Even in the face of global economic weakness, they are taking comfort in Canada’s relatively strong economy, which could set the stage for continued hiring and expansion into the United States and beyond as they seek broader markets for new products.
Joey Khatri, president of a light-fixture manufacturer in Blainville, Que., is emblematic of how many in the industry are forging ahead, with the belief that innovation is the main driver of growth in a stagnant economy.
Following the successful launch of a new light-emitting diode product line in January, Mr. Khatri plans to reinvest $500,000-worth of profits from his 25-person business, Dals Lighting Inc., to develop another line of innovative lighting products that produce less heat, use less energy, and last longer.
“We do feel optimistic about our business and our industry,” Mr. Khatri said. “Our plan for the next number of years is to launch new products once a year at least.”
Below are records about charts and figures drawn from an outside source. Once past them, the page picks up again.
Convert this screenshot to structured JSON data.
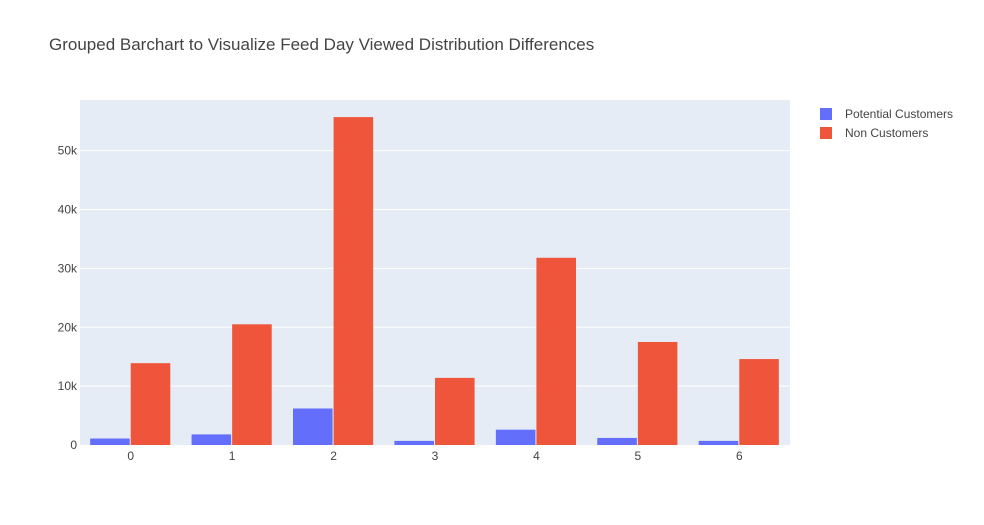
{
  "chart_data": {
    "type": "bar",
    "title": "Grouped Barchart to Visualize Feed Day Viewed Distribution Differences",
    "xlabel": "",
    "ylabel": "",
    "categories": [
      "0",
      "1",
      "2",
      "3",
      "4",
      "5",
      "6"
    ],
    "series": [
      {
        "name": "Potential Customers",
        "color": "#636efa",
        "values": [
          1100,
          1800,
          6200,
          700,
          2600,
          1200,
          700
        ]
      },
      {
        "name": "Non Customers",
        "color": "#ef553b",
        "values": [
          13900,
          20500,
          55700,
          11400,
          31800,
          17500,
          14600
        ]
      }
    ],
    "ylim": [
      0,
      58600
    ],
    "yticks": [
      0,
      10000,
      20000,
      30000,
      40000,
      50000
    ],
    "ytick_labels": [
      "0",
      "10k",
      "20k",
      "30k",
      "40k",
      "50k"
    ],
    "grid": true,
    "legend_position": "top-right",
    "plot_background": "#e5ecf6"
  }
}
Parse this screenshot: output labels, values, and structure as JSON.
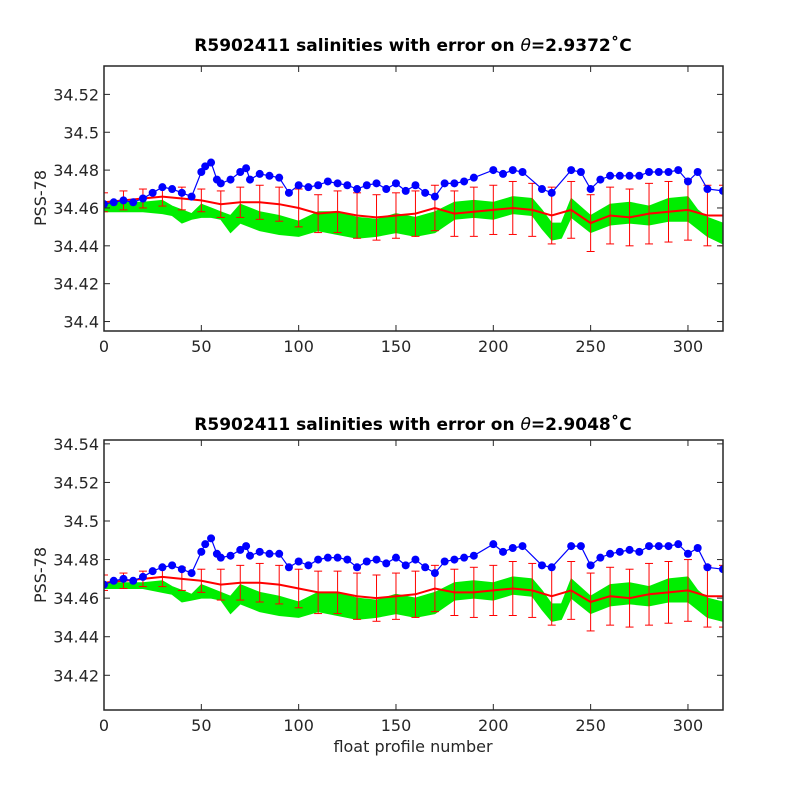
{
  "chart_data": [
    {
      "type": "scatter",
      "title": "R5902411 salinities with error on θ=2.9372˚C",
      "title_prefix": "R5902411 salinities with error on ",
      "title_theta": "θ",
      "title_suffix": "=2.9372˚C",
      "xlabel": "",
      "ylabel": "PSS-78",
      "xlim": [
        0,
        318
      ],
      "ylim": [
        34.395,
        34.535
      ],
      "xticks": [
        0,
        50,
        100,
        150,
        200,
        250,
        300
      ],
      "xtick_labels": [
        "0",
        "50",
        "100",
        "150",
        "200",
        "250",
        "300"
      ],
      "yticks": [
        34.4,
        34.42,
        34.44,
        34.46,
        34.48,
        34.5,
        34.52
      ],
      "ytick_labels": [
        "34.4",
        "34.42",
        "34.44",
        "34.46",
        "34.48",
        "34.5",
        "34.52"
      ],
      "grid": false,
      "colors": {
        "float_salinity": "#0000ff",
        "mapped_salinity": "#ff0000",
        "error_envelope": "#00ee00"
      },
      "float_salinity": {
        "x": [
          0,
          5,
          10,
          15,
          20,
          25,
          30,
          35,
          40,
          45,
          50,
          52,
          55,
          58,
          60,
          65,
          70,
          73,
          75,
          80,
          85,
          90,
          95,
          100,
          105,
          110,
          115,
          120,
          125,
          130,
          135,
          140,
          145,
          150,
          155,
          160,
          165,
          170,
          175,
          180,
          185,
          190,
          200,
          205,
          210,
          215,
          225,
          230,
          240,
          245,
          250,
          255,
          260,
          265,
          270,
          275,
          280,
          285,
          290,
          295,
          300,
          305,
          310,
          318
        ],
        "y": [
          34.462,
          34.463,
          34.464,
          34.463,
          34.465,
          34.468,
          34.471,
          34.47,
          34.468,
          34.466,
          34.479,
          34.482,
          34.484,
          34.475,
          34.473,
          34.475,
          34.479,
          34.481,
          34.475,
          34.478,
          34.477,
          34.476,
          34.468,
          34.472,
          34.471,
          34.472,
          34.474,
          34.473,
          34.472,
          34.47,
          34.472,
          34.473,
          34.47,
          34.473,
          34.469,
          34.472,
          34.468,
          34.466,
          34.473,
          34.473,
          34.474,
          34.476,
          34.48,
          34.478,
          34.48,
          34.479,
          34.47,
          34.468,
          34.48,
          34.479,
          34.47,
          34.475,
          34.477,
          34.477,
          34.477,
          34.477,
          34.479,
          34.479,
          34.479,
          34.48,
          34.474,
          34.479,
          34.47,
          34.469
        ]
      },
      "mapped_salinity": {
        "x": [
          0,
          10,
          20,
          30,
          40,
          50,
          60,
          70,
          80,
          90,
          100,
          110,
          120,
          130,
          140,
          150,
          160,
          170,
          180,
          190,
          200,
          210,
          220,
          230,
          240,
          250,
          260,
          270,
          280,
          290,
          300,
          310,
          318
        ],
        "y": [
          34.463,
          34.464,
          34.465,
          34.466,
          34.465,
          34.464,
          34.462,
          34.463,
          34.463,
          34.462,
          34.46,
          34.457,
          34.458,
          34.456,
          34.455,
          34.456,
          34.457,
          34.46,
          34.457,
          34.458,
          34.459,
          34.46,
          34.459,
          34.456,
          34.459,
          34.452,
          34.456,
          34.455,
          34.457,
          34.458,
          34.459,
          34.456,
          34.456
        ],
        "err": [
          0.005,
          0.005,
          0.005,
          0.005,
          0.006,
          0.006,
          0.007,
          0.008,
          0.009,
          0.009,
          0.01,
          0.01,
          0.011,
          0.012,
          0.012,
          0.012,
          0.012,
          0.012,
          0.012,
          0.013,
          0.013,
          0.014,
          0.014,
          0.015,
          0.015,
          0.015,
          0.015,
          0.015,
          0.016,
          0.016,
          0.016,
          0.016,
          0.016
        ]
      },
      "error_envelope": {
        "x": [
          0,
          20,
          30,
          35,
          40,
          45,
          50,
          55,
          60,
          65,
          70,
          80,
          90,
          100,
          110,
          120,
          130,
          140,
          150,
          160,
          170,
          180,
          190,
          200,
          210,
          220,
          225,
          230,
          235,
          240,
          250,
          260,
          270,
          280,
          290,
          300,
          305,
          310,
          318
        ],
        "upper": [
          34.463,
          34.463,
          34.464,
          34.461,
          34.459,
          34.457,
          34.462,
          34.46,
          34.458,
          34.456,
          34.462,
          34.458,
          34.456,
          34.453,
          34.458,
          34.458,
          34.455,
          34.454,
          34.457,
          34.455,
          34.458,
          34.463,
          34.464,
          34.463,
          34.466,
          34.465,
          34.459,
          34.452,
          34.452,
          34.465,
          34.456,
          34.462,
          34.463,
          34.461,
          34.465,
          34.466,
          34.459,
          34.455,
          34.452
        ],
        "lower": [
          34.458,
          34.458,
          34.457,
          34.456,
          34.452,
          34.454,
          34.455,
          34.455,
          34.454,
          34.447,
          34.452,
          34.448,
          34.446,
          34.445,
          34.448,
          34.446,
          34.444,
          34.445,
          34.447,
          34.445,
          34.447,
          34.454,
          34.455,
          34.454,
          34.457,
          34.456,
          34.449,
          34.443,
          34.444,
          34.455,
          34.447,
          34.451,
          34.452,
          34.451,
          34.453,
          34.453,
          34.449,
          34.445,
          34.441
        ]
      }
    },
    {
      "type": "scatter",
      "title": "R5902411 salinities with error on θ=2.9048˚C",
      "title_prefix": "R5902411 salinities with error on ",
      "title_theta": "θ",
      "title_suffix": "=2.9048˚C",
      "xlabel": "float profile number",
      "ylabel": "PSS-78",
      "xlim": [
        0,
        318
      ],
      "ylim": [
        34.402,
        34.542
      ],
      "xticks": [
        0,
        50,
        100,
        150,
        200,
        250,
        300
      ],
      "xtick_labels": [
        "0",
        "50",
        "100",
        "150",
        "200",
        "250",
        "300"
      ],
      "yticks": [
        34.42,
        34.44,
        34.46,
        34.48,
        34.5,
        34.52,
        34.54
      ],
      "ytick_labels": [
        "34.42",
        "34.44",
        "34.46",
        "34.48",
        "34.5",
        "34.52",
        "34.54"
      ],
      "grid": false,
      "colors": {
        "float_salinity": "#0000ff",
        "mapped_salinity": "#ff0000",
        "error_envelope": "#00ee00"
      },
      "float_salinity": {
        "x": [
          0,
          5,
          10,
          15,
          20,
          25,
          30,
          35,
          40,
          45,
          50,
          52,
          55,
          58,
          60,
          65,
          70,
          73,
          75,
          80,
          85,
          90,
          95,
          100,
          105,
          110,
          115,
          120,
          125,
          130,
          135,
          140,
          145,
          150,
          155,
          160,
          165,
          170,
          175,
          180,
          185,
          190,
          200,
          205,
          210,
          215,
          225,
          230,
          240,
          245,
          250,
          255,
          260,
          265,
          270,
          275,
          280,
          285,
          290,
          295,
          300,
          305,
          310,
          318
        ],
        "y": [
          34.467,
          34.469,
          34.47,
          34.469,
          34.471,
          34.474,
          34.476,
          34.477,
          34.475,
          34.473,
          34.484,
          34.488,
          34.491,
          34.483,
          34.481,
          34.482,
          34.485,
          34.487,
          34.482,
          34.484,
          34.483,
          34.483,
          34.476,
          34.479,
          34.477,
          34.48,
          34.481,
          34.481,
          34.48,
          34.476,
          34.479,
          34.48,
          34.478,
          34.481,
          34.477,
          34.48,
          34.476,
          34.473,
          34.479,
          34.48,
          34.481,
          34.482,
          34.488,
          34.484,
          34.486,
          34.487,
          34.477,
          34.476,
          34.487,
          34.487,
          34.477,
          34.481,
          34.483,
          34.484,
          34.485,
          34.484,
          34.487,
          34.487,
          34.487,
          34.488,
          34.483,
          34.486,
          34.476,
          34.475
        ]
      },
      "mapped_salinity": {
        "x": [
          0,
          10,
          20,
          30,
          40,
          50,
          60,
          70,
          80,
          90,
          100,
          110,
          120,
          130,
          140,
          150,
          160,
          170,
          180,
          190,
          200,
          210,
          220,
          230,
          240,
          250,
          260,
          270,
          280,
          290,
          300,
          310,
          318
        ],
        "y": [
          34.468,
          34.469,
          34.47,
          34.471,
          34.47,
          34.469,
          34.467,
          34.468,
          34.468,
          34.467,
          34.465,
          34.463,
          34.463,
          34.461,
          34.46,
          34.461,
          34.462,
          34.465,
          34.463,
          34.463,
          34.464,
          34.465,
          34.464,
          34.461,
          34.464,
          34.458,
          34.461,
          34.46,
          34.462,
          34.463,
          34.464,
          34.461,
          34.461
        ],
        "err": [
          0.004,
          0.004,
          0.004,
          0.005,
          0.006,
          0.006,
          0.008,
          0.009,
          0.01,
          0.01,
          0.01,
          0.011,
          0.011,
          0.012,
          0.012,
          0.012,
          0.012,
          0.012,
          0.012,
          0.013,
          0.013,
          0.014,
          0.014,
          0.015,
          0.015,
          0.015,
          0.015,
          0.015,
          0.016,
          0.016,
          0.016,
          0.016,
          0.016
        ]
      },
      "error_envelope": {
        "x": [
          0,
          20,
          30,
          35,
          40,
          45,
          50,
          55,
          60,
          65,
          70,
          80,
          90,
          100,
          110,
          120,
          130,
          140,
          150,
          160,
          170,
          180,
          190,
          200,
          210,
          220,
          225,
          230,
          235,
          240,
          250,
          260,
          270,
          280,
          290,
          300,
          305,
          310,
          318
        ],
        "upper": [
          34.468,
          34.468,
          34.469,
          34.466,
          34.464,
          34.462,
          34.467,
          34.465,
          34.463,
          34.461,
          34.467,
          34.463,
          34.461,
          34.458,
          34.463,
          34.463,
          34.46,
          34.459,
          34.462,
          34.46,
          34.463,
          34.468,
          34.469,
          34.468,
          34.471,
          34.47,
          34.464,
          34.457,
          34.457,
          34.47,
          34.461,
          34.467,
          34.468,
          34.466,
          34.47,
          34.471,
          34.464,
          34.46,
          34.458
        ],
        "lower": [
          34.465,
          34.465,
          34.463,
          34.462,
          34.458,
          34.459,
          34.46,
          34.46,
          34.459,
          34.452,
          34.457,
          34.453,
          34.451,
          34.45,
          34.453,
          34.451,
          34.449,
          34.45,
          34.452,
          34.45,
          34.452,
          34.459,
          34.46,
          34.459,
          34.462,
          34.461,
          34.454,
          34.448,
          34.449,
          34.46,
          34.452,
          34.456,
          34.457,
          34.456,
          34.458,
          34.458,
          34.454,
          34.45,
          34.448
        ]
      }
    }
  ]
}
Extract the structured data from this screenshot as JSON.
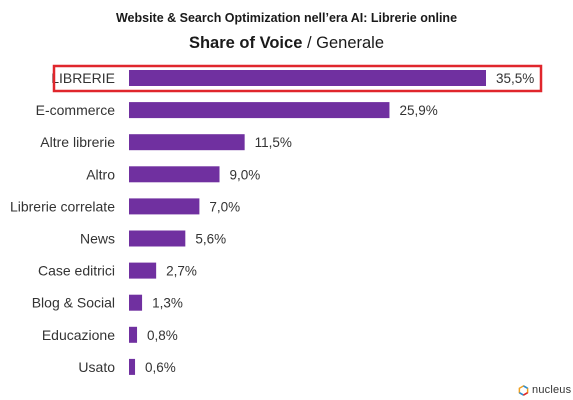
{
  "header": {
    "supertitle": "Website & Search Optimization nell’era AI: Librerie online",
    "title_bold": "Share of Voice",
    "title_separator": " / ",
    "title_light": "Generale"
  },
  "brand": {
    "logo_text": "nucleus"
  },
  "colors": {
    "bar": "#7030a0",
    "highlight_border": "#e0262c"
  },
  "chart_data": {
    "type": "bar",
    "orientation": "horizontal",
    "title": "Share of Voice / Generale",
    "categories": [
      "LIBRERIE",
      "E-commerce",
      "Altre librerie",
      "Altro",
      "Librerie correlate",
      "News",
      "Case editrici",
      "Blog & Social",
      "Educazione",
      "Usato"
    ],
    "values": [
      35.5,
      25.9,
      11.5,
      9.0,
      7.0,
      5.6,
      2.7,
      1.3,
      0.8,
      0.6
    ],
    "value_labels": [
      "35,5%",
      "25,9%",
      "11,5%",
      "9,0%",
      "7,0%",
      "5,6%",
      "2,7%",
      "1,3%",
      "0,8%",
      "0,6%"
    ],
    "unit": "%",
    "highlighted_category": "LIBRERIE",
    "xlim": [
      0,
      35.5
    ],
    "grid": false,
    "legend": "none"
  }
}
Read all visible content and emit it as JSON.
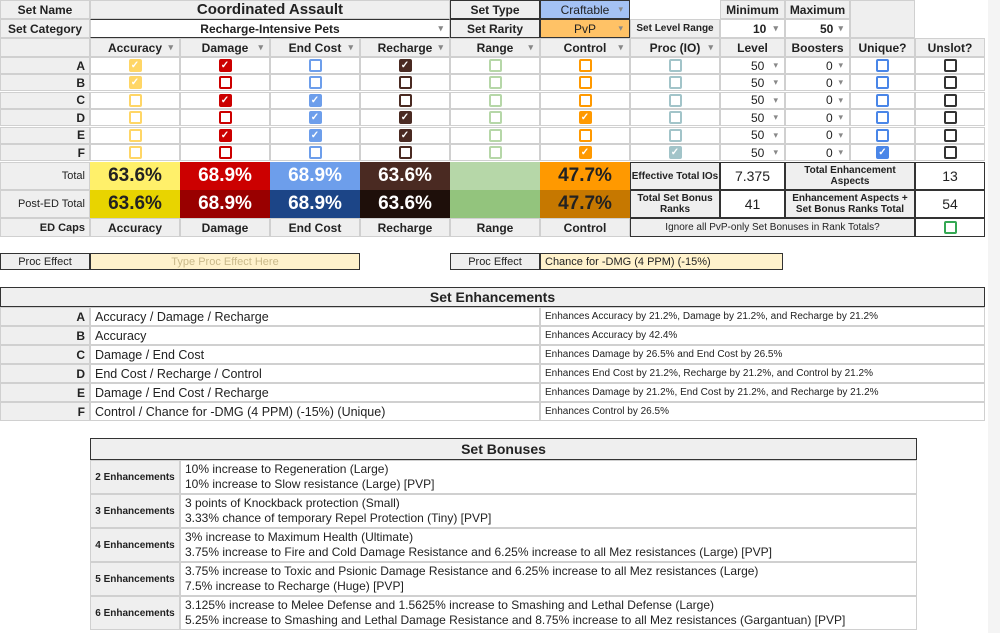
{
  "header": {
    "set_name_label": "Set Name",
    "set_name": "Coordinated Assault",
    "set_category_label": "Set Category",
    "set_category": "Recharge-Intensive Pets",
    "set_type_label": "Set Type",
    "set_type": "Craftable",
    "set_rarity_label": "Set Rarity",
    "set_rarity": "PvP",
    "level_range_label": "Set Level Range",
    "min_label": "Minimum",
    "max_label": "Maximum",
    "min": "10",
    "max": "50"
  },
  "columns": [
    "Accuracy",
    "Damage",
    "End Cost",
    "Recharge",
    "Range",
    "Control",
    "Proc (IO)",
    "Level",
    "Boosters",
    "Unique?",
    "Unslot?"
  ],
  "check_colors": [
    "#ffd666",
    "#cc0000",
    "#6d9eeb",
    "#4a2a22",
    "#b6d7a8",
    "#ff9900",
    "#a2c4c9",
    "#4a86e8",
    "#333333"
  ],
  "rows": [
    {
      "label": "A",
      "checks": [
        1,
        1,
        0,
        1,
        0,
        0,
        0,
        0,
        0
      ],
      "level": "50",
      "boosters": "0"
    },
    {
      "label": "B",
      "checks": [
        1,
        0,
        0,
        0,
        0,
        0,
        0,
        0,
        0
      ],
      "level": "50",
      "boosters": "0"
    },
    {
      "label": "C",
      "checks": [
        0,
        1,
        1,
        0,
        0,
        0,
        0,
        0,
        0
      ],
      "level": "50",
      "boosters": "0"
    },
    {
      "label": "D",
      "checks": [
        0,
        0,
        1,
        1,
        0,
        1,
        0,
        0,
        0
      ],
      "level": "50",
      "boosters": "0"
    },
    {
      "label": "E",
      "checks": [
        0,
        1,
        1,
        1,
        0,
        0,
        0,
        0,
        0
      ],
      "level": "50",
      "boosters": "0"
    },
    {
      "label": "F",
      "checks": [
        0,
        0,
        0,
        0,
        0,
        1,
        1,
        1,
        0
      ],
      "level": "50",
      "boosters": "0"
    }
  ],
  "totals": {
    "total_label": "Total",
    "post_ed_label": "Post-ED Total",
    "ed_caps_label": "ED Caps",
    "total": [
      "63.6%",
      "68.9%",
      "68.9%",
      "63.6%",
      "",
      "47.7%"
    ],
    "post_ed": [
      "63.6%",
      "68.9%",
      "68.9%",
      "63.6%",
      "",
      "47.7%"
    ],
    "total_colors": [
      "#fff06a",
      "#cc0000",
      "#6d9eeb",
      "#4a2a22",
      "#b6d7a8",
      "#ff9900"
    ],
    "post_colors": [
      "#e8d400",
      "#990000",
      "#1c4587",
      "#1e0f0a",
      "#93c47d",
      "#c67800"
    ],
    "text_colors": [
      "#222",
      "#fff",
      "#fff",
      "#fff",
      "#222",
      "#222"
    ],
    "ed_caps": [
      "Accuracy",
      "Damage",
      "End Cost",
      "Recharge",
      "Range",
      "Control"
    ]
  },
  "stats": {
    "eff_label": "Effective Total IOs",
    "eff": "7.375",
    "tea_label": "Total Enhancement Aspects",
    "tea": "13",
    "tsb_label": "Total Set Bonus Ranks",
    "tsb": "41",
    "sum_label": "Enhancement Aspects + Set Bonus Ranks Total",
    "sum": "54",
    "ignore_label": "Ignore all PvP-only Set Bonuses in Rank Totals?"
  },
  "proc": {
    "label": "Proc Effect",
    "placeholder": "Type Proc Effect Here",
    "label2": "Proc Effect",
    "value": "Chance for -DMG (4 PPM) (-15%)"
  },
  "set_enhancements": {
    "title": "Set Enhancements",
    "rows": [
      {
        "label": "A",
        "name": "Accuracy / Damage / Recharge",
        "effect": "Enhances Accuracy by 21.2%, Damage by 21.2%, and Recharge by 21.2%"
      },
      {
        "label": "B",
        "name": "Accuracy",
        "effect": "Enhances Accuracy by 42.4%"
      },
      {
        "label": "C",
        "name": "Damage / End Cost",
        "effect": "Enhances Damage by 26.5% and End Cost by 26.5%"
      },
      {
        "label": "D",
        "name": "End Cost / Recharge / Control",
        "effect": "Enhances End Cost by 21.2%, Recharge by 21.2%, and Control by 21.2%"
      },
      {
        "label": "E",
        "name": "Damage / End Cost / Recharge",
        "effect": "Enhances Damage by 21.2%, End Cost by 21.2%, and Recharge by 21.2%"
      },
      {
        "label": "F",
        "name": "Control / Chance for -DMG (4 PPM) (-15%) (Unique)",
        "effect": "Enhances Control by 26.5%"
      }
    ]
  },
  "set_bonuses": {
    "title": "Set Bonuses",
    "rows": [
      {
        "label": "2 Enhancements",
        "lines": [
          "10% increase to Regeneration (Large)",
          "10% increase to Slow resistance (Large) [PVP]"
        ]
      },
      {
        "label": "3 Enhancements",
        "lines": [
          "3 points of Knockback protection (Small)",
          "3.33% chance of temporary Repel Protection (Tiny) [PVP]"
        ]
      },
      {
        "label": "4 Enhancements",
        "lines": [
          "3% increase to Maximum Health (Ultimate)",
          "3.75% increase to Fire and Cold Damage Resistance and 6.25% increase to all Mez resistances (Large) [PVP]"
        ]
      },
      {
        "label": "5 Enhancements",
        "lines": [
          "3.75% increase to Toxic and Psionic Damage Resistance and 6.25% increase to all Mez resistances (Large)",
          "7.5% increase to Recharge (Huge) [PVP]"
        ]
      },
      {
        "label": "6 Enhancements",
        "lines": [
          "3.125% increase to Melee Defense and 1.5625% increase to Smashing and Lethal Defense (Large)",
          "5.25% increase to Smashing and Lethal Damage Resistance and 8.75% increase to all Mez resistances (Gargantuan) [PVP]"
        ]
      }
    ]
  }
}
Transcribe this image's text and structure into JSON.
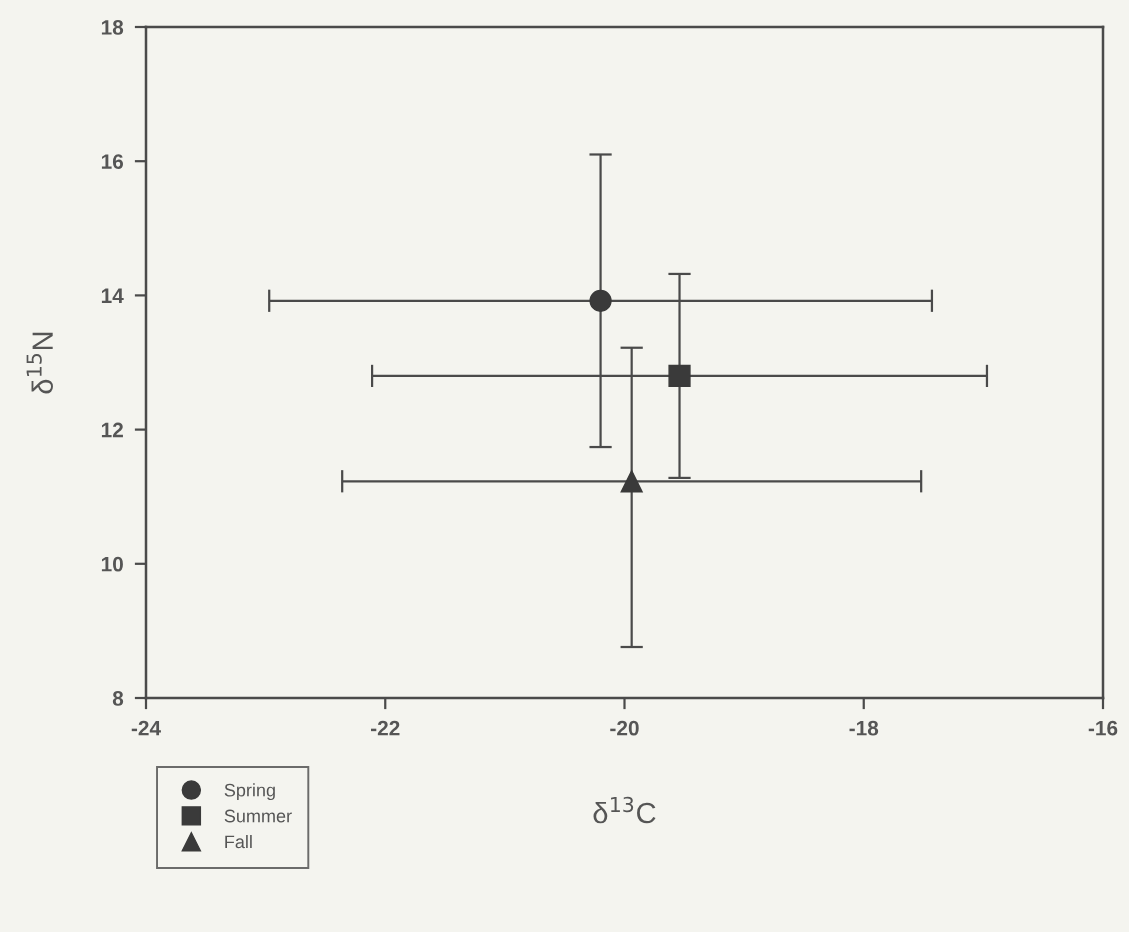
{
  "chart_data": {
    "type": "scatter",
    "xlabel": "δ$^{13}$C",
    "ylabel": "δ$^{15}$N",
    "xlim": [
      -24,
      -16
    ],
    "xticks": [
      -24,
      -22,
      -20,
      -18,
      -16
    ],
    "ylim": [
      8,
      18
    ],
    "yticks": [
      8,
      10,
      12,
      14,
      16,
      18
    ],
    "grid": false,
    "legend": "bottom left",
    "series": [
      {
        "name": "Spring",
        "color": "#3a3a3a",
        "marker": "circle",
        "x": [
          -20.2
        ],
        "values": [
          13.92
        ],
        "errors": [
          2.18
        ],
        "xerrors": [
          2.77
        ]
      },
      {
        "name": "Summer",
        "color": "#3a3a3a",
        "marker": "square",
        "x": [
          -19.54
        ],
        "values": [
          12.8
        ],
        "errors": [
          1.52
        ],
        "xerrors": [
          2.57
        ]
      },
      {
        "name": "Fall",
        "color": "#3a3a3a",
        "marker": "triangle",
        "x": [
          -19.94
        ],
        "values": [
          11.23
        ],
        "errors": [
          [
            8.76,
            13.22
          ]
        ],
        "xerrors": [
          [
            -22.36,
            -17.52
          ]
        ]
      }
    ]
  }
}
An overwhelming number of Canadian manufacturers share this kind of confidence, according to a recent KPMG survey. Despite data that show manufacturing sales have declined over the first part of 2012, some 85 per cent of Canadian companies surveyed say they are optimistic or very optimistic about the next two years. Last year, fewer than three-quarters answered the same way, and globally, only 75 per cent of manufacturers feel as much confidence in 2012.
The manufacturing industry has accounted for 3 per cent of the employment gains in Canada over the past year, hiring some 53,800 people since June, 2011, according to the latest jobs figures from Statistics Canada.
James Kierstead, owner of Edmonton-based Enspire Electronics, purchased his business in December, 2011, and immediately got to work on new product development.
“When I bought this business I had one engineer, I now have seven,” Mr. Kierstead said.
They’re working on electronic accessories for hot tubs, such as applications to control a hot tub remotely from a mobile device. The company currently does about $3-million in sales of other electronic products and plans to market its new devices to manufacturers in the United States beginning in the next six months.
A strong Canadian dollar doesn’t seem to be a deterrent. Mr. Khatri also said he’s targeting the U.S. to boost his market. Currently, about 20 per cent of his sales go to Americans.
“My clients tell me [they] remember an 85-cent dollar and they look at where they are today and say ‘you know, maybe I wasn’t quite as focused at 85 cents as I am now’,” said Laurent Giguère, KPMG’s National Industry Leader and the author of the manufacturing outlook report.
Companies are finding cost savings throughout their supply chain, he said. As smaller, niche manufacturers, Canadian companies are better equipped to compete on unique, high-value products.
Windsor, Ont.-based Radix Controls Inc. creates devices that use software, cameras and robotics to track products as they move through the manufacturing process at companies such as John Deere and Ford Motor Co. Radix’s Tool Tracker traces auto parts and records data on when they were securely fastened to other parts, allowing companies to monitor quality.
This kind of high-tech product illustrates where manufacturing is headed, said Shelley Fellows, vice-president of operations at Radix. While she noticed customers were hesitant to upgrade to these new products in the wake of the recession, business is starting to pick up again, she said.
For all their big plans, Canadian manufacturers are putting less money into managing risk than their international counterparts, according to KPMG. But this might not hurt them, Mr. Giguère said.
The effects of significant risks might be less on a Canadian business than on a large multinational company, he explained.
“Typically Canadian manufacturers are a little bit more nimble,” Mr. Giguère said.